Downs and Ups

I work somewhere on the North shore of Long Island. And, after work on Thursday night, I had to play a feast somewhere down on the South shore. “You have to get there by 6:30? Good luck...” cautioned a coworker who lives down there, sharing her commuting nightmares. Still, I’d told the band leader I might be a little late, and I knew some back roads and short cuts. I’m not a fast driver but I’ve explored my surroundings over the years and picked up a thing or two. I’ve also always had sort of a built-in compass, but I would soon learn whether or not that had seen some wear and tear.

I hit traffic at a few key points where I expected it. Once, I missed a turn, but doubled back and didn’t lose much time. And then I took a forced and unexpected fork when my lane ended. But, as far as I could tell, I was still going South. I didn’t know where I was. I was in residential neighborhoods. And as the road curved and threw in a few diagonals, I wasn’t all that confident as to what direction I was going in. Ultimately, I was going Southwest, and had to come back East a bit once I finally hit a road I recognized.

But it was all good. I arrived 10 minutes later than our meeting time, but 20 minutes before the start of our procession. A concerned mother ushered in her two children and packed up their lemonade stand as I quickly exchanged my dress shirt for a band shirt in the back seat of my car. Why would it stay light out just long enough to make that plan a problem? With the road closed off for the feast, I had a slight trek, and didn’t realize until I reached the church that my dress shoes were still in the car. My sneakers were black though, and it was almost dark, and we weren’t in a judged competition, so I got away with them.
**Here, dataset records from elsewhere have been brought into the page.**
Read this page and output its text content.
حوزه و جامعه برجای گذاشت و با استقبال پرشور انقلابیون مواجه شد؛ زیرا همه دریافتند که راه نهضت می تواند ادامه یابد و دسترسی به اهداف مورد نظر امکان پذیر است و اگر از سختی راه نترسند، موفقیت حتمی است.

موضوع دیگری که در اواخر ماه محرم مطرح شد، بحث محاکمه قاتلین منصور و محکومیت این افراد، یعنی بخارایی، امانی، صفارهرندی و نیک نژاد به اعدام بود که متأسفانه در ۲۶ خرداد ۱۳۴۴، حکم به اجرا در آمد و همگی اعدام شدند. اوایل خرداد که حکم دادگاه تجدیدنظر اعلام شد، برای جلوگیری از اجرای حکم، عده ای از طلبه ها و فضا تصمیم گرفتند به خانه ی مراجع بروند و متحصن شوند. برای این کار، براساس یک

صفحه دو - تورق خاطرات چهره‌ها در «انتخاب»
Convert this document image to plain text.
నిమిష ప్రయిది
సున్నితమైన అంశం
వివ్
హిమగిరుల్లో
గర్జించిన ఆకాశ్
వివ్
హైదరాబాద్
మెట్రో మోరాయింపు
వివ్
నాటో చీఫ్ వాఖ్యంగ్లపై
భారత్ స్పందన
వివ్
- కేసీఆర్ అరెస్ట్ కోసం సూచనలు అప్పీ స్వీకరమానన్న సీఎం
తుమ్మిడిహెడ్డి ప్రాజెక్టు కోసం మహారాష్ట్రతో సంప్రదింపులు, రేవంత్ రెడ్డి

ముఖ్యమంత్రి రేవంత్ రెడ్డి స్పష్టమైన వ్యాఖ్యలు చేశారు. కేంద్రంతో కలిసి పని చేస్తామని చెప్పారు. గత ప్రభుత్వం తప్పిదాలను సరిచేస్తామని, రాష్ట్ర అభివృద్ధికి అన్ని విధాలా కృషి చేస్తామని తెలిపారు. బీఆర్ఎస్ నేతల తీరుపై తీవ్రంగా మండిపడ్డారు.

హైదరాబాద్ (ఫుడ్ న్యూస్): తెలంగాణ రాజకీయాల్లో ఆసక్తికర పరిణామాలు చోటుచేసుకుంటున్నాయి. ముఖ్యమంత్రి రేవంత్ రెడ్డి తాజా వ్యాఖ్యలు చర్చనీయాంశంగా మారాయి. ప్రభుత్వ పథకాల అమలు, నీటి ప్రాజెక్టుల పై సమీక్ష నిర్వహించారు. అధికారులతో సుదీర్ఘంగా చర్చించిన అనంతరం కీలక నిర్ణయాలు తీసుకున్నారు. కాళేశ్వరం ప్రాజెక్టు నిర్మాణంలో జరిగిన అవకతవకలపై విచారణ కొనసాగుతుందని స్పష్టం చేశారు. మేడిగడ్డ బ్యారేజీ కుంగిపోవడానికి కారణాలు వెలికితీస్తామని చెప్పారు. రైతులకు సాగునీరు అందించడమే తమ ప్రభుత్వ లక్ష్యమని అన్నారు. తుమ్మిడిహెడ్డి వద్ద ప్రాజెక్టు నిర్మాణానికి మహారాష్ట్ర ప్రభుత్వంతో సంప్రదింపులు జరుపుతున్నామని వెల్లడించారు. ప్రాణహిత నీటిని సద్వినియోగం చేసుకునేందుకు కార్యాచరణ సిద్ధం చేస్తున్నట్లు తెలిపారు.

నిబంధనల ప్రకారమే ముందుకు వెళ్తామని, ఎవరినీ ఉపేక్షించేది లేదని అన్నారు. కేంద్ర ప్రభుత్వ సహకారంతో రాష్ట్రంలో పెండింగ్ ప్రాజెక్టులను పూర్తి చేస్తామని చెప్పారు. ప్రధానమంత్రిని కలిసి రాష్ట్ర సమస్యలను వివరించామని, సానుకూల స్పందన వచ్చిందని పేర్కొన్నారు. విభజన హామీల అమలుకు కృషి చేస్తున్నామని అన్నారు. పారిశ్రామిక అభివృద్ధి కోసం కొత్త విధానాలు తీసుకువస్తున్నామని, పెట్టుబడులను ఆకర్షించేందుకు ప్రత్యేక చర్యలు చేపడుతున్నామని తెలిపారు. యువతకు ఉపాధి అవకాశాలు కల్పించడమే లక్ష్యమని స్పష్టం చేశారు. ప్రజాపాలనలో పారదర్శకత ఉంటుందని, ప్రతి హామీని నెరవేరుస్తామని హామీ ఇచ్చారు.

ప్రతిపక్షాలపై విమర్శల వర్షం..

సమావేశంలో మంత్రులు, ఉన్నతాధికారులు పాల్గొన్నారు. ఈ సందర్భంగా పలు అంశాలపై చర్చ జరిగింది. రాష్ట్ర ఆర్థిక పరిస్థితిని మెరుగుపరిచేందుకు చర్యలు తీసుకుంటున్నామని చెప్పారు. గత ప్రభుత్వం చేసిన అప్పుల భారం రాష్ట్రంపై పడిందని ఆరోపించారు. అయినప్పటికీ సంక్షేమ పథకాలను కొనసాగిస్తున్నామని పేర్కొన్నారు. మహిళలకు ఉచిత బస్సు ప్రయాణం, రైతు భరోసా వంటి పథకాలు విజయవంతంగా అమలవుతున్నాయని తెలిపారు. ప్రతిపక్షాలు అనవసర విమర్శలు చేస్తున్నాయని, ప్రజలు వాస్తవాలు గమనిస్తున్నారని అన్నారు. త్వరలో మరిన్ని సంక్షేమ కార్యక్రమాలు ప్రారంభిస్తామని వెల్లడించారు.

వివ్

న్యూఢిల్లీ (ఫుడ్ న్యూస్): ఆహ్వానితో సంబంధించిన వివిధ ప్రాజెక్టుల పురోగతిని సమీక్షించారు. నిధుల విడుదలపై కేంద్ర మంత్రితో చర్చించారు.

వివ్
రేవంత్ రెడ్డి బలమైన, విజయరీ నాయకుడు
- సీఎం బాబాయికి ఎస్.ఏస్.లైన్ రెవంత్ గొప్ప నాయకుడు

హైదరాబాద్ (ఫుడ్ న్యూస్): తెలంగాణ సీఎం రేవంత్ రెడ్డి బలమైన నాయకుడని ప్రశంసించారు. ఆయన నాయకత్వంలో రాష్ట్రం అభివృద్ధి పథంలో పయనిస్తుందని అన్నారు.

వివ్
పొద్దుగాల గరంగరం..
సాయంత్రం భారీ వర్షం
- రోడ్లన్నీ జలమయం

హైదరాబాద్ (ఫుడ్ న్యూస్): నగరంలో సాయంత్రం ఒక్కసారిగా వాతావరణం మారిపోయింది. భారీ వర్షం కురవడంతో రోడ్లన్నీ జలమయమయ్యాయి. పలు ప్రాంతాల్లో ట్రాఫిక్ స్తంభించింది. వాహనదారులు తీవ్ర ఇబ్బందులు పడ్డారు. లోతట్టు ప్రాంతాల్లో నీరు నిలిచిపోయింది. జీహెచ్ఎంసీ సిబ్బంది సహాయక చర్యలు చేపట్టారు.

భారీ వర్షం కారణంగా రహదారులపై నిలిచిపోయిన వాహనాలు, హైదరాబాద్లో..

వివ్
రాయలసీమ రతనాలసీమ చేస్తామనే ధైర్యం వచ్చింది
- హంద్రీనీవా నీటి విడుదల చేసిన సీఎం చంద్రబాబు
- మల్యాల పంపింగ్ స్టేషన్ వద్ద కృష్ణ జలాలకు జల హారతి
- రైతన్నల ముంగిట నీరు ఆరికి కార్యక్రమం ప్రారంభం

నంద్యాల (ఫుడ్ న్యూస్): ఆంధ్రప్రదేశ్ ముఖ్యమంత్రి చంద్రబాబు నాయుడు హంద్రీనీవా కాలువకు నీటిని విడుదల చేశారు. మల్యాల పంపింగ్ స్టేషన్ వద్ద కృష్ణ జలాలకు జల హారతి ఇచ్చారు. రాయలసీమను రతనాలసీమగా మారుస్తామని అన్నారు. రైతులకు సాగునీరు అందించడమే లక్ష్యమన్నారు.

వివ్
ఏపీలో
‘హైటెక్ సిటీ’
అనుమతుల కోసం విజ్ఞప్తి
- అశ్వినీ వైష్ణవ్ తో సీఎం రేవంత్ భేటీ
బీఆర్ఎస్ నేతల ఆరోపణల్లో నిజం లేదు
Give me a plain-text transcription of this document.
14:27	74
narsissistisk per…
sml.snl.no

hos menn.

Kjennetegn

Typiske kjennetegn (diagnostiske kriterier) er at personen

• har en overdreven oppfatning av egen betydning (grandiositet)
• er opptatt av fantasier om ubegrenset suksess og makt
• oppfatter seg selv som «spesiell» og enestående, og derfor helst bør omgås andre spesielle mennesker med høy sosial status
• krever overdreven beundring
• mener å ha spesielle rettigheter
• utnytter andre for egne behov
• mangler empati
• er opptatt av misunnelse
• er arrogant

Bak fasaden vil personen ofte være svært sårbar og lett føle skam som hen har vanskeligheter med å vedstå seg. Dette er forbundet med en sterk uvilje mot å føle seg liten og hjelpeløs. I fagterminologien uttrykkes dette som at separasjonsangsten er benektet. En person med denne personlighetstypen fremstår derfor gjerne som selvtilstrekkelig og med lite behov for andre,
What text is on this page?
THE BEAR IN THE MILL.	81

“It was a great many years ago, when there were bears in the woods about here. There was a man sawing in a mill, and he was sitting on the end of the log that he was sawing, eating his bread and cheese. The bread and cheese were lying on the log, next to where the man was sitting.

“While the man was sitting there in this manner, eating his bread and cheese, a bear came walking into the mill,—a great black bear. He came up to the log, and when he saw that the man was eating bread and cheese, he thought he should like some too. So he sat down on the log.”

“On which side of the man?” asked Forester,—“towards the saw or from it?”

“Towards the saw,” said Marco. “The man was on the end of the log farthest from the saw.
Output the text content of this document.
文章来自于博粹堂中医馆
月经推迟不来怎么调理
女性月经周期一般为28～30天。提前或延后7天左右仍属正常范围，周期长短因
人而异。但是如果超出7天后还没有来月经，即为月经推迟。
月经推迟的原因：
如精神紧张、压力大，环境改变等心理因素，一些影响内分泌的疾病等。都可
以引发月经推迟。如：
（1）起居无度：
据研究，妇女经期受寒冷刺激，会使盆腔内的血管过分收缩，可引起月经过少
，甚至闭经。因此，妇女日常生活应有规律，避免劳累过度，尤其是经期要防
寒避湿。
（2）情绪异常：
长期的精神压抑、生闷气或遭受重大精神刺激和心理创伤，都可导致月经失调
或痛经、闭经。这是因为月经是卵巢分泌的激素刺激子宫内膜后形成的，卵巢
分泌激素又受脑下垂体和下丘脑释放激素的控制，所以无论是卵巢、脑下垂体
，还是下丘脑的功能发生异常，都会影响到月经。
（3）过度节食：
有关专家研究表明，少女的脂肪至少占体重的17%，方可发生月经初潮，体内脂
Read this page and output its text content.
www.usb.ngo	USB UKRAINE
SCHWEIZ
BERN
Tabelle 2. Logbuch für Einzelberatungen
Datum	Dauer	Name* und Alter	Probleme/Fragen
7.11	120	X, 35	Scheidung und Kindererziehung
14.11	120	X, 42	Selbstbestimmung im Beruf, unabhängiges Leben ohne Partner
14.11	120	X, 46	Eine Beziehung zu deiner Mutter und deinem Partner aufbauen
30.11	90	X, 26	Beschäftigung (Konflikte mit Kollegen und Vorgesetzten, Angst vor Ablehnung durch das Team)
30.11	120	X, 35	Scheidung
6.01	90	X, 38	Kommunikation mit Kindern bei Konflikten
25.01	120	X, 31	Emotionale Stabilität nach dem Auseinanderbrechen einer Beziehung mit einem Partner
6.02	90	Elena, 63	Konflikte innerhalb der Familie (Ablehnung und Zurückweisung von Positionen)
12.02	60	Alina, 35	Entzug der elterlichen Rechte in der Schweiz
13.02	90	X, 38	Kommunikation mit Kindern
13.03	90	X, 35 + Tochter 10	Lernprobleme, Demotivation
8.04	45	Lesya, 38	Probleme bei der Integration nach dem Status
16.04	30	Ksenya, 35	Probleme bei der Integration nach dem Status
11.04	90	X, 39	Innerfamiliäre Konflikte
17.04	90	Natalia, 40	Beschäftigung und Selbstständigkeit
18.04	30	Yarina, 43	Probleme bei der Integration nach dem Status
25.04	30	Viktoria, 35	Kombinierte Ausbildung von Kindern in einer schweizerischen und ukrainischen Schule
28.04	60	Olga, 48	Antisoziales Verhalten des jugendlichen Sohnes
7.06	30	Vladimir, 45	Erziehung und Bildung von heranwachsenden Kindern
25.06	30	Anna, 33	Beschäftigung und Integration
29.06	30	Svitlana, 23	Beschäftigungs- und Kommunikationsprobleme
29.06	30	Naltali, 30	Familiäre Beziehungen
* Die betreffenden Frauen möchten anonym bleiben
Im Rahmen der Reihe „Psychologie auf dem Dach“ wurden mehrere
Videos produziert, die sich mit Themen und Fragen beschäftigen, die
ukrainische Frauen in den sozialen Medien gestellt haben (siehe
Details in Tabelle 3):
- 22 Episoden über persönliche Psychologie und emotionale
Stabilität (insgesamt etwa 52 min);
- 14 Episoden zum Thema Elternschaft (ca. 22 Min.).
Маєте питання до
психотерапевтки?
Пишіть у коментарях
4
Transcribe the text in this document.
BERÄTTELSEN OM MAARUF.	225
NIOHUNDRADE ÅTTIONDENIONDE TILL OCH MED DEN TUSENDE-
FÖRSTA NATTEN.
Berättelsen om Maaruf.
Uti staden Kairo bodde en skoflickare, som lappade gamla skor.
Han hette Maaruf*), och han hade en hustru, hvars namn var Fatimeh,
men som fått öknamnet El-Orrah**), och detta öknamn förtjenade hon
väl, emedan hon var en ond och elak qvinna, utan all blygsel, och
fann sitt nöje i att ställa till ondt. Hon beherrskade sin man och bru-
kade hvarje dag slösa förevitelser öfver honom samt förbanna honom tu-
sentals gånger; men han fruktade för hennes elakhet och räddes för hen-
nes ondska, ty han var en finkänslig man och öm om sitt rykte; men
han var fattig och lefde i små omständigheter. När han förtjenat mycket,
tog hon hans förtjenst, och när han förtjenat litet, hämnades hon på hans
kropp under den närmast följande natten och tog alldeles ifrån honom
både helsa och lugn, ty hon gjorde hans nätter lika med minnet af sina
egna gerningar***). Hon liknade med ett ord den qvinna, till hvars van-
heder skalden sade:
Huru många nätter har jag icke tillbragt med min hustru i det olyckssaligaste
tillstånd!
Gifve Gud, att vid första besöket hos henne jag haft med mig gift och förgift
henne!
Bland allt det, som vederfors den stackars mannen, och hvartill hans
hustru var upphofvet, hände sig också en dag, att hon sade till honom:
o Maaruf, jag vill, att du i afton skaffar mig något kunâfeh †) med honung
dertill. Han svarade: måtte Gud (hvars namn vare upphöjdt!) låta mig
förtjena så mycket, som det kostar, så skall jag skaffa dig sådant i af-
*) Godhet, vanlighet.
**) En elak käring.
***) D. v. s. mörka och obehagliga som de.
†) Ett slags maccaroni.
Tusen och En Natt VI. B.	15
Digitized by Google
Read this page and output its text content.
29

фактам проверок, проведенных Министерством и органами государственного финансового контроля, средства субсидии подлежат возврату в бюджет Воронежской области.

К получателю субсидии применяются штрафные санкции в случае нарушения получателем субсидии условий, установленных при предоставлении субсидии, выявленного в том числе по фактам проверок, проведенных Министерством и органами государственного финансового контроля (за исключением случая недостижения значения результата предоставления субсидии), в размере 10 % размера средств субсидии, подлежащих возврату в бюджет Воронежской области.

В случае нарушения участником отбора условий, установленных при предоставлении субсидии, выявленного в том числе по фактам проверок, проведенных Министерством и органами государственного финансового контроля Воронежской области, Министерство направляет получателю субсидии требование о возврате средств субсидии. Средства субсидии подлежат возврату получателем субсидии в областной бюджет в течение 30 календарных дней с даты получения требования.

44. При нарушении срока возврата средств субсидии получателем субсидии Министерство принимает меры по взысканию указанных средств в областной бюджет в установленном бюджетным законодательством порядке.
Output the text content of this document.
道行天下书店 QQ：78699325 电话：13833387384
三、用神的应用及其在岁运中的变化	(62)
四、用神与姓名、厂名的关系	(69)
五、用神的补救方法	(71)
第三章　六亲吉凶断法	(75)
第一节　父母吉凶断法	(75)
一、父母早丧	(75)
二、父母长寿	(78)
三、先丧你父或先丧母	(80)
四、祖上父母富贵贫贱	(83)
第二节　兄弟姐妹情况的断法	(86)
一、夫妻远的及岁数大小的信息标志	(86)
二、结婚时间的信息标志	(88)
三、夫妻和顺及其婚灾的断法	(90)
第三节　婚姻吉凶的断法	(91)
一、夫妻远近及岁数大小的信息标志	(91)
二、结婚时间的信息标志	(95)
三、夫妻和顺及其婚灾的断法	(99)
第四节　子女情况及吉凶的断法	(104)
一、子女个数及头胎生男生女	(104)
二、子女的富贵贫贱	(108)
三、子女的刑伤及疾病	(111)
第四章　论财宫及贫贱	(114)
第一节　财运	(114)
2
The procession was mercifully short, which we appreciated given the unexpected chill in the air and a few expected drops of rain that never amounted to much. We played a few extra songs for the crowd when we were done walking, and from start to finish the gig lasted just over an hour. Afterwards, I got some pizza with the drummer, whose father runs another Italian band in which I play in the most. I got an earful of some of his difficult situations, which I won’t go into detail on. He recently got married, and has two daughters now, one of whom is 11 months old and the other who was born last weekend. His wife has an 8-year-old boy from her first marriage, and that’s where his trouble lies. His wife’s ex and his mother-in-law are apparently trying to get the kid taken away, with some genuinely wild accusations that, for all my friend’s faults and shortcomings, aren’t remotely true. It’s sad for the boy, who is actually in a better environment and thriving now and must be caught in the middle of this. I understand the grandmother missing him since her daughter moved out, but there’s definitely a better, more peaceful, more sane way to go about doing things. There are some other reasons why the grandmother is so irrational, but I won’t be going into detail here. Suffice to say it’s not a great situation.

I dropped the drummer off at a train station and proceeded to head back up North, once again relying on my built -in radar sense. I kind of remembered some of the roads I was on from the last time I was in the area, and even if I didn’t it shouldn’t have mattered. I live on the exact opposite coast of where I was playing, so all I had to do was maintain a Northerly heading. It was just that simple. But somehow, I must have made one two many rights, and found myself driving under a train trestle landmark that meant I was driving South again. I eventually found my way home, not very late, but later than I would have liked. Every journey has its low points and challenges but, with patience and perseverance, we can find our way back up again.


Blogger b13 said...

If Woody had picked up a GPS, this would have never have happened ;)

9/11/2009 12:30 AM  
Blogger Lorna said...

It's really sad when kids suffer because adults are acting like spoiled children.